Forex ema scalping strategy

EMA or Exponential Moving Average goes as one of the most popular trading strategies for FX traders. This works wonderfully when there is a strong market trend existing over a long time period. There are numerous strategies concerning EMA which one will find over the World Wide Web. For traders who prefer going the scalping way, and seek for a Forex EMA scalping strategy – the post explains 2.

Read On!

1 Minute Forex EMA Scalping Strategy – (Using 34 Exponential Moving Average)

One simple Forex EMA scalping method is this 34 EMA approach. The time frame as obvious will be 1 min or higher and currencies in use will include all FX Majors.

Indicators to make use of – 34 EMA for Close, High and Low.  

Interpreting the Chart:

This chart is fairly easy to use provided that traders keep these aspects in mind.

  • If the price of the currency is more than the Moving Averages, traders should always look to BUY with the currency coming back to its original Moving Average.

  • Similarly, traders who are in search of a sell breakout should look to SELL off their positions if the price is below the MA and is consolidating to its original MA position.

Experts state that what traders need to do is wait for the price to consolidate back to the MA and then hold the position. This is primarily to reveal that the trend will sustain for a period of time.  

This is primarily what this simple Forex EMA scalping strategy is all about. Other than this 34 EMA strategy, another easy one which traders can look to use is below.

5 Minute EMA Scalping System Forex

This Forex EMA scalping strategy involves a time frame of 5 min chart and works well with EUR/GBP, GBP/USD.

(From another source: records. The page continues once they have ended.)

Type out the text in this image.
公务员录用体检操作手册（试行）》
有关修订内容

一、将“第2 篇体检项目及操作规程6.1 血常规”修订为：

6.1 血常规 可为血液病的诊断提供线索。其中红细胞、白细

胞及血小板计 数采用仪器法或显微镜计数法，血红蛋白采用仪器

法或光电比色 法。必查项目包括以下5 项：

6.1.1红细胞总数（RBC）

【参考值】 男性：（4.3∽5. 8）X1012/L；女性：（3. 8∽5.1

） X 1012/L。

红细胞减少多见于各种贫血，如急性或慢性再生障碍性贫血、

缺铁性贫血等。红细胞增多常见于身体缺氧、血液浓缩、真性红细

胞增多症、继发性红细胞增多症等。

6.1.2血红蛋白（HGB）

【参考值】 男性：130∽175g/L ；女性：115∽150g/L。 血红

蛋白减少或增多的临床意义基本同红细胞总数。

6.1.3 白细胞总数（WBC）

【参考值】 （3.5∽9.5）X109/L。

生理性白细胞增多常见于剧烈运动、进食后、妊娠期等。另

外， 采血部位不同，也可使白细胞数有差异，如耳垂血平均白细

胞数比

Indicators to use are – 5 EMA to Open a Trade (shown by a red line) and also to Close it Down (presented by a green line). With it, one also needs to use the Stochastic and MACD.

Interpreting the Chart:

For Going Long, Traders Need To Ensure These Criterions Are Met

  • The Stochastic which crosses the 20 line and moves up does not mean an Overbought situation.

  • Moving Average Convergence Divergence must close much higher than its previous value.

  • If both 5 EMA lines intersect each other and the signal candle closes bullish.

For Traders Wanting To Go Short, One Should Ensure

  • If the MACD indicator is closing down lower than its previous value.

  • Both EMA lines are crossing each other.

  • If the candle signals help close down the Bearish.

  • Lastly, the Stochastic indicator which crosses the 80 line from above and declines downwards is not known as an Oversold situation.

These are 2 easy strategies which traders can make use of at the start. However, they should cater to a demo account and perfect their skills and compatibility with it. Not only will it allow them to determine which one among the 2 is the best Forex EMA scalping strategy for them, but it also makes them aware of its actual proficiency.

The content of this article reflects the author’s opinion and does not necessarily reflect the official position of LiteForex. The material published on this page is provided for informational purposes only and should not be considered as the provision of investment advice for the purposes of Directive 2004/39/EC.